L’activité physique joue également un rôle clé. Les bienfaits du sport sur la santé mentale ne sont plus à prouver : ceux qui bougent régulièrement tout au long de la journée constatent une amélioration de 16 % de leur bien-être. Mais au-delà de l’exercice individuel, il est crucial de renforcer les liens sociaux. Le fait de pratiquer une activité en groupe en s’inscrivant à des cours collectifs ou simplement de passer du temps avec ses proches, peut significativement améliorer l’état mental de chacun.
Un tabou persistant
Malgré l’urgence de la situation, la santé mentale reste un sujet largement tabou en France. Selon l’étude d’AXA Prévention, 91 % des français affirment que leur santé mentale est "bonne", alors même que 36 % d’entre eux souffrent de troubles psychologiques. Ce déni collectif empêche souvent une prise de conscience et des actions adaptées. Nombreux sont ceux qui craignent encore d’en parler, notamment au travail, de peur d’être stigmatisés ou marginalisés.

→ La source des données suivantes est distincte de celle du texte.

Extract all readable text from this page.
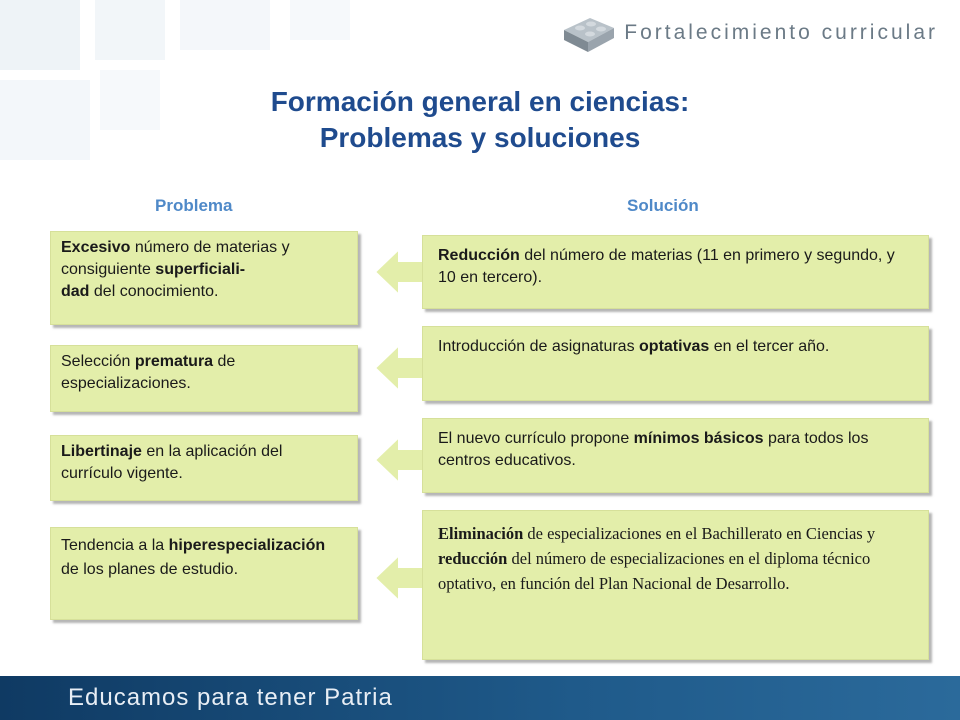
Fortalecimiento curricular
Formación general en ciencias:
Problemas y soluciones
Problema	Solución
Excesivo número de materias y consiguiente superficiali-
dad del conocimiento.
Selección prematura de especializaciones.
Libertinaje en la aplicación del currículo vigente.
Tendencia a la hiperespecialización de los planes de estudio.
Reducción del número de materias (11 en primero y segundo, y 10 en tercero).
Introducción de asignaturas optativas en el tercer año.
El nuevo currículo propone mínimos básicos para todos los centros educativos.
Eliminación de especializaciones en el Bachillerato en Ciencias y reducción del número de especializaciones en el diploma técnico optativo, en función del Plan Nacional de Desarrollo.
Educamos para tener Patria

Le chemin vers une meilleure santé mentale passe avant tout par la libération de la parole. Il est essentiel de déconstruire les stéréotypes et de normaliser les discussions autour de ces problèmes. Pour cela, les campagnes de sensibilisation doivent se multiplier, non seulement pour encourager les individus à chercher de l’aide, mais aussi pour éduquer la société sur la réalité des troubles mentaux.
Malgré les promesses répétées du gouvernement de faire de la santé mentale une priorité, la réalité montre que la France est encore loin du compte. Ces mesures, bien que nécessaires, ne suffisent pas à calmer la crise grandissante. Le soutien psychologique à long terme reste souvent inaccessible pour beaucoup, et le pays doit intensifier ses efforts pour répondre à l’ampleur du problème, particulièrement chez la jeunesse.